Myth 5: Running during pregnancy is unsafe. While pregnancy isn't the time to start training for a marathon, experienced runners can continue running, as long as they stick to level terrain (to reduce the risk of falls) and limit the distance if they feel tired. Keep in mind that loosening ligaments and joints during pregnancy can make you more prone to injury -- another reason not to overdo it.

Myth 6: It's too dangerous to lift weights. Lifting super heavy loads can require you to hold your breath, which can compromise blood flow to the uterus — but that doesn't mean weight training is off limits. Performing multiple reps with light weights is perfectly safe and encouraged to help maintain muscle tone.

Myth 7: You can't exercise on bed rest. It's extra important to flex your muscles while on bed rest to maintain your strength, so ask your practitioner about daily exercises, which can include arm exercises involving light weights and stretching.

Myth 8: It's no big deal if you don't have time for a warm-up and cool-down. Because muscles and joints are more prone to injury when they're cold, warming them up is especially important during pregnancy when injury is the last complication you need. You'll also want to allocate at least five minutes to cool down after any vigorous activity, as stopping abruptly can trap blood in the muscles, which reduces blood flow to other parts of your body and to the baby. To prevent dizziness, faintness, extra heart beats, and nausea, slow down gradually when wrapping up any routine.

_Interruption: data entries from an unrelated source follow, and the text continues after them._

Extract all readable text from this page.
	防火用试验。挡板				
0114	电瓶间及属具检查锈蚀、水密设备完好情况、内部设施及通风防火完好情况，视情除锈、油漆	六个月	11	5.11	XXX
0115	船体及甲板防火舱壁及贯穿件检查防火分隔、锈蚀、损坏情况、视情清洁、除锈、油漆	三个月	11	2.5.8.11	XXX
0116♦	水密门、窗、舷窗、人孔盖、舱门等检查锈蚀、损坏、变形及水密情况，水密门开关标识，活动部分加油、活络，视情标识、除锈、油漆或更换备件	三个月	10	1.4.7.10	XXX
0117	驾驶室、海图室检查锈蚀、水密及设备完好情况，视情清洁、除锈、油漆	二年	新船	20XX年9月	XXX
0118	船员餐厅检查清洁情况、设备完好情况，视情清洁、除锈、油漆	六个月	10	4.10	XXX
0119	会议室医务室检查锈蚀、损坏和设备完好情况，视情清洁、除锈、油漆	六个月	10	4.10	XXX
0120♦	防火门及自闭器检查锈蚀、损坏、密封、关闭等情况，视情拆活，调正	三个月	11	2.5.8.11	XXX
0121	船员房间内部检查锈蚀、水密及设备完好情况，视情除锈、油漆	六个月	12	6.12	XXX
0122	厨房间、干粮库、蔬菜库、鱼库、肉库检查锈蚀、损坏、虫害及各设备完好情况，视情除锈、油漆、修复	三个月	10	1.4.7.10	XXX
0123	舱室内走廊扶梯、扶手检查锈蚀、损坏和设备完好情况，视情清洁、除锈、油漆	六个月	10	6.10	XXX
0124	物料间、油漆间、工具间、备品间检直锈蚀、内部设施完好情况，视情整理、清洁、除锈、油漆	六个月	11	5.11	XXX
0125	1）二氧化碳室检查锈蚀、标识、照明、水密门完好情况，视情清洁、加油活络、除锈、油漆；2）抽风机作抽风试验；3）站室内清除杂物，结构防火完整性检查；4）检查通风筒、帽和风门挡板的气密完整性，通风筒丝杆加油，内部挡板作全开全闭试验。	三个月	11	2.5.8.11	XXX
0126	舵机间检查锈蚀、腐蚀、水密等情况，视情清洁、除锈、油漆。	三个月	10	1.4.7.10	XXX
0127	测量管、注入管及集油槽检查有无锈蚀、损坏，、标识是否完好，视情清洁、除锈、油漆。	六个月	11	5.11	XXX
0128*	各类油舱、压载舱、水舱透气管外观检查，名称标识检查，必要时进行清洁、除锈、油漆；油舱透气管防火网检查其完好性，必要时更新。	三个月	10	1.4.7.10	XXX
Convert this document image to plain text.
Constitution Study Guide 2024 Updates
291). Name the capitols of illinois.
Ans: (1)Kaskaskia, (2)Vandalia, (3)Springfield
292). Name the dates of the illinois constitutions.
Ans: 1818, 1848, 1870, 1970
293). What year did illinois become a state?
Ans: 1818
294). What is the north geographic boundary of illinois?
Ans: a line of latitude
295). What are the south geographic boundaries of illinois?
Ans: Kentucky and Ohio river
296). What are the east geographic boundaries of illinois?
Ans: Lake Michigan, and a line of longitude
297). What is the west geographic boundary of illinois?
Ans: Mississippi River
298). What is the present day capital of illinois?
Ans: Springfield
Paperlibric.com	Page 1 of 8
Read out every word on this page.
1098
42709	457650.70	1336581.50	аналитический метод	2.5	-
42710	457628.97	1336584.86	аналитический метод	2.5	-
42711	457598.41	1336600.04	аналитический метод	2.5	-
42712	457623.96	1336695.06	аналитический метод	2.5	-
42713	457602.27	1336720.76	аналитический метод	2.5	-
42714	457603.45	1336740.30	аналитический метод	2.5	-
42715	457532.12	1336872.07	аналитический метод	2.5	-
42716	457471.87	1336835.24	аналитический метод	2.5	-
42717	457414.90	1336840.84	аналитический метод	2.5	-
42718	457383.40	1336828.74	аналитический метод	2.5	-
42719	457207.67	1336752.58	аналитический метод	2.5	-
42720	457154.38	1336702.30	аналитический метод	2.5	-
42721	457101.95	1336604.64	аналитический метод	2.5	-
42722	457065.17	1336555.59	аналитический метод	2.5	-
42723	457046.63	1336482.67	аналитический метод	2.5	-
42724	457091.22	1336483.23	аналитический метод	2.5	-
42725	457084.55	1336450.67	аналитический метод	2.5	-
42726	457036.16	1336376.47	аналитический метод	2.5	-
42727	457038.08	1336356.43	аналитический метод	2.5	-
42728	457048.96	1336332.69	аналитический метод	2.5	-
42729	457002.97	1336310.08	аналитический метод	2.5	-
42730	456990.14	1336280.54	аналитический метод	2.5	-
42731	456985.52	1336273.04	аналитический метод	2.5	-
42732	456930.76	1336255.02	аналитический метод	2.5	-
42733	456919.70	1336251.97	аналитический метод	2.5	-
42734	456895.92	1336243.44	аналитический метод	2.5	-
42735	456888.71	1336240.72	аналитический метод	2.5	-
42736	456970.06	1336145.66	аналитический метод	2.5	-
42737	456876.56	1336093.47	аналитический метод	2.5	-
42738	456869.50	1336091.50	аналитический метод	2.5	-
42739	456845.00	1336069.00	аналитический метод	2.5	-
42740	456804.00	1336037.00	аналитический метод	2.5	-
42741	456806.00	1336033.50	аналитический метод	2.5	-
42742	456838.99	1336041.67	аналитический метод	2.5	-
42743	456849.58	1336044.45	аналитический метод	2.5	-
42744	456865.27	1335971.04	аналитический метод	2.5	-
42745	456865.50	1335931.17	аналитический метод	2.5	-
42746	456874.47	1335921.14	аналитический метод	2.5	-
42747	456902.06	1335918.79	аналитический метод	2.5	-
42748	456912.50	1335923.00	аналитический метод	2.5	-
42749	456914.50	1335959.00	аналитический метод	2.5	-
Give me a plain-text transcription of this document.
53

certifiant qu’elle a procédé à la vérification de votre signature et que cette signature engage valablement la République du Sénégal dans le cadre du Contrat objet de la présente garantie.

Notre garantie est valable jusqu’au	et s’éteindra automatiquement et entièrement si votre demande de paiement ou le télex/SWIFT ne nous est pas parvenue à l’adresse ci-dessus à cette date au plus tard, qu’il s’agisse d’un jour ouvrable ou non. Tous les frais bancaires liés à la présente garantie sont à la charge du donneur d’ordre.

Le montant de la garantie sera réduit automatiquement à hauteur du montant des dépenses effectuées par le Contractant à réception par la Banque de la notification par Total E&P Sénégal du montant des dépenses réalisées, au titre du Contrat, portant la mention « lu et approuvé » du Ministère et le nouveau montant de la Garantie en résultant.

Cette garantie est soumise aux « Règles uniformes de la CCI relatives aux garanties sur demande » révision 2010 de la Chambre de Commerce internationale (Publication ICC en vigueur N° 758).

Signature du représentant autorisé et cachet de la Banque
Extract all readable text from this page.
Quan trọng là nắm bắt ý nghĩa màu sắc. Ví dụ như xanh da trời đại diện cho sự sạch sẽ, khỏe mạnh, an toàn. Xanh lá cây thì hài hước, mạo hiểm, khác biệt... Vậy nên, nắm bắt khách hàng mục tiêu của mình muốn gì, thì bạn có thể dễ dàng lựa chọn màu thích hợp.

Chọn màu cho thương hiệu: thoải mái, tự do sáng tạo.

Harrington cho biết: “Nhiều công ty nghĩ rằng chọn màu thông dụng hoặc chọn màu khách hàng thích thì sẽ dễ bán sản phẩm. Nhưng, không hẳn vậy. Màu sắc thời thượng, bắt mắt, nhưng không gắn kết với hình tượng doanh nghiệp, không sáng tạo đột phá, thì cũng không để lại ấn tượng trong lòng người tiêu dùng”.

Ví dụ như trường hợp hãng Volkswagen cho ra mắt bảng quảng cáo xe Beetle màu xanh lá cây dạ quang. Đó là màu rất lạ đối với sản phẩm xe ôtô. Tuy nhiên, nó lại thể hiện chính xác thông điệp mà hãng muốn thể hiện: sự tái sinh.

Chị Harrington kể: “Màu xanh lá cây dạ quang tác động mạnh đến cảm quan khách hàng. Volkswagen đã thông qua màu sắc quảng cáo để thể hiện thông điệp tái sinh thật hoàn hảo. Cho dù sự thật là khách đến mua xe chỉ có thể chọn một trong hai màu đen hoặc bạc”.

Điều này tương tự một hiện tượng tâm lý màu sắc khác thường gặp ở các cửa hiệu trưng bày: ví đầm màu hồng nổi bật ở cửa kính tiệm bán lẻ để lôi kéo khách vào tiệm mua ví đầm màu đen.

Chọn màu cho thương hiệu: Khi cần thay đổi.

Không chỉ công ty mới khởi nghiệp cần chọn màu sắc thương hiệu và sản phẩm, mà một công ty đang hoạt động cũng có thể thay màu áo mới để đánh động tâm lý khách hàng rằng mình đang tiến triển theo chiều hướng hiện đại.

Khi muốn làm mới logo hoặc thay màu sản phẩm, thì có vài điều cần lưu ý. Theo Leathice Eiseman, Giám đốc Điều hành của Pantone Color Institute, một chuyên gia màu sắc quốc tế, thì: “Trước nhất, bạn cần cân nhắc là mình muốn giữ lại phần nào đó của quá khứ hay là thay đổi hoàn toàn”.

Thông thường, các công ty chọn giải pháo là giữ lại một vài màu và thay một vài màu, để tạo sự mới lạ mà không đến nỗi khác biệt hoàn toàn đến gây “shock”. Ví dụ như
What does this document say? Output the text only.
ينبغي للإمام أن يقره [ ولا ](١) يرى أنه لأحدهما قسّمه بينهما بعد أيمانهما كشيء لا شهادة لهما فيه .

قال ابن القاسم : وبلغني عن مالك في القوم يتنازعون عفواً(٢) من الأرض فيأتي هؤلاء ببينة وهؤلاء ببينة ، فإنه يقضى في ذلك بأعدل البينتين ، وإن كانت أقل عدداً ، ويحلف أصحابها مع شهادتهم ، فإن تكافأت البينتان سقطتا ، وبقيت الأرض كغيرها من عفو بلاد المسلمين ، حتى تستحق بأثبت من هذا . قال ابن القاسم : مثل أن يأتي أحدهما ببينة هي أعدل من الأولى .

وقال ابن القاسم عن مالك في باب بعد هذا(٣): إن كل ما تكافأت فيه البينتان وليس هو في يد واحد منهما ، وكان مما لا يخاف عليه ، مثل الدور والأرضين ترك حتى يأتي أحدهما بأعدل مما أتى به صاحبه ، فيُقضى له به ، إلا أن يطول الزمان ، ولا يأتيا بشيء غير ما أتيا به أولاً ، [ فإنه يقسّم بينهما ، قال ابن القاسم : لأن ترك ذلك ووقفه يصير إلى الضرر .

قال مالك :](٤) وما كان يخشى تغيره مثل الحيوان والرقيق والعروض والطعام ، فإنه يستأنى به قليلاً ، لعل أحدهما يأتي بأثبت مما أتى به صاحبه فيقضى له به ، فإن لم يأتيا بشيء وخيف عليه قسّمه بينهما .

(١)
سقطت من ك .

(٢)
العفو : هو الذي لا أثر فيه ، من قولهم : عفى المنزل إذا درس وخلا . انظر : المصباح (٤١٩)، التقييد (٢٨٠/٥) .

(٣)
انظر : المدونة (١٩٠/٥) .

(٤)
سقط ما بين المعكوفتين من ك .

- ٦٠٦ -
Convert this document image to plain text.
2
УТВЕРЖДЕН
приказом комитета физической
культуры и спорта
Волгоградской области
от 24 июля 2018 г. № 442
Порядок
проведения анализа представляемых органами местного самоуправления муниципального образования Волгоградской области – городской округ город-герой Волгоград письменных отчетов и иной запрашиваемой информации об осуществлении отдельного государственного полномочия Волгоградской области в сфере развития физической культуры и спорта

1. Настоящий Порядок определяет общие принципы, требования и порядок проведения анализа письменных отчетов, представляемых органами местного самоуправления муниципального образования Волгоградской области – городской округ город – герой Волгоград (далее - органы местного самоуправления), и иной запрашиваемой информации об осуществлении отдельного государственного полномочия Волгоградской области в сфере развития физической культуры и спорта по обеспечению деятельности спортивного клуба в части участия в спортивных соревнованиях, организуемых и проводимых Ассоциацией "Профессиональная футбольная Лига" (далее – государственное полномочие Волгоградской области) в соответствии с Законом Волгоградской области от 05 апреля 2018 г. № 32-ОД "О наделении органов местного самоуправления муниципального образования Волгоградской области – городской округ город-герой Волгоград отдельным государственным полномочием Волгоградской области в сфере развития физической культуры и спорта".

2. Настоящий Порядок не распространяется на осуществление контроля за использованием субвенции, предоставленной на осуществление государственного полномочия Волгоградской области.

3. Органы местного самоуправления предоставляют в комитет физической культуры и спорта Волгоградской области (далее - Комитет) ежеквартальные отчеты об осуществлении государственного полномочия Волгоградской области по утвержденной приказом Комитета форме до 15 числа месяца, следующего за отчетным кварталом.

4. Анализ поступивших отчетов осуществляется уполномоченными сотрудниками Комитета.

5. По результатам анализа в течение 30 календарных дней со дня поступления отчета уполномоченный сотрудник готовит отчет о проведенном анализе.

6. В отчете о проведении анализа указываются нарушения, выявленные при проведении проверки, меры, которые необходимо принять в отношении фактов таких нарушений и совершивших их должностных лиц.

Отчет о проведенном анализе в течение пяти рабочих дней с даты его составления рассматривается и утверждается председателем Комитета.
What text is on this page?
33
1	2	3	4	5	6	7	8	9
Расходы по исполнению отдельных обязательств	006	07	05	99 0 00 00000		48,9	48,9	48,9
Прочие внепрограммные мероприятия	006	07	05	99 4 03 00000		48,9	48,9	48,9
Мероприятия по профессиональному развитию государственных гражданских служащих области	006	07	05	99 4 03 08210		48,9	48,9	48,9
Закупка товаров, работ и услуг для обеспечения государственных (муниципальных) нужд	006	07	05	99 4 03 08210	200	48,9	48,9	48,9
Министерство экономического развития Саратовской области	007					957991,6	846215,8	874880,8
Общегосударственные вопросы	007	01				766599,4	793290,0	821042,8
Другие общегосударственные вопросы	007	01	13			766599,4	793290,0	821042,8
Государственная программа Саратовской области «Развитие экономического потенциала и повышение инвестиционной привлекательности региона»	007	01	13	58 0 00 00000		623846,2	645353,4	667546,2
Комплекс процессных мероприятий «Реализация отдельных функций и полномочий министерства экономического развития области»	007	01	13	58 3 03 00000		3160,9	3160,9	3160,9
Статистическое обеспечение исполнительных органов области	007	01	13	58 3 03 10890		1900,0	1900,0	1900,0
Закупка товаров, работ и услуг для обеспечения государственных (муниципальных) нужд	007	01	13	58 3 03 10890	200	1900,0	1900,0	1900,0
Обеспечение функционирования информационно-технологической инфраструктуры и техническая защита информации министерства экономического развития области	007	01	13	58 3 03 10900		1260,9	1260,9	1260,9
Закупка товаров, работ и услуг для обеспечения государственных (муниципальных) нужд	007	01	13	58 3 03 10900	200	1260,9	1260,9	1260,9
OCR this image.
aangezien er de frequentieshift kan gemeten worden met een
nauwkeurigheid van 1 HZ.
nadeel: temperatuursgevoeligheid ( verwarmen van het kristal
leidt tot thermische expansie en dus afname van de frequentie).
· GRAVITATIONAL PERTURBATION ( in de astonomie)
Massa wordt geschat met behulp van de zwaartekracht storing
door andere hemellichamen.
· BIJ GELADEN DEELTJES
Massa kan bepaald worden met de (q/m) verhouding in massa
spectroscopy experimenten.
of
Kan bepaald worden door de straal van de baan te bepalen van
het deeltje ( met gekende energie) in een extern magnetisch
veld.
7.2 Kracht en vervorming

Myth 9: The more you exercise, the more you benefit. Yes, you and your baby benefit from exercise during pregnancy. But getting too much exercise can lead to problems like dehydration, lack of oxygen to the baby, and injury. Pregnancy is not the time to increase your fitness but to maintain it. Listen to your body and taper off if you're feeling drained after your workouts.

Myth 10: Only prenatal exercise classes are safe for pregnant women. While it's great to take a class that's specifically geared towards prenatal fitness with instructors who are specially trained to make modifications to keep pregnant women safe, most women don't need to take special prenatal fitness classes until the second trimester. That said, you should always let your fitness instructor know you're pregnant before class 

Myth 11: You can't exercise your abs during pregnancy. During the first 12 to 14 weeks of pregnancy, traditional abs exercises are safe to perform — and a good idea, considering a strong set of abs is your best defense against back pain, which plagues many pregnant woman as the due date nears. After the first trimester, lying flat on your back can cause the weight of your uterus to compress blood vessels, restricting circulation to you and your baby.

Pregnancy doesn't mean you have to put all of your fitness goals on the back burner, just be aware and conscious of your body's need while doing so. Don't listen to the endless myths, guidelines and rules will always differ based on each individual, stay informed and aware of your body's needs. 

I advise all of my prenatal clients to workout in the desired heart rate zones below : 

Modified Heart Rate Target Zones for Aerobic Exercise in Pregnancy

Maternal age

Heart rate target zone (beats/minute)

Less than 20 years

140 – 155

20 – 29 years

135 – 150

30 – 39 years

130 – 145

Over 40 years

125 – 140

Staying within these ranges will ensure that you are not overexerting yourself, while still getting the most out of your routine for exercise in pregnancy.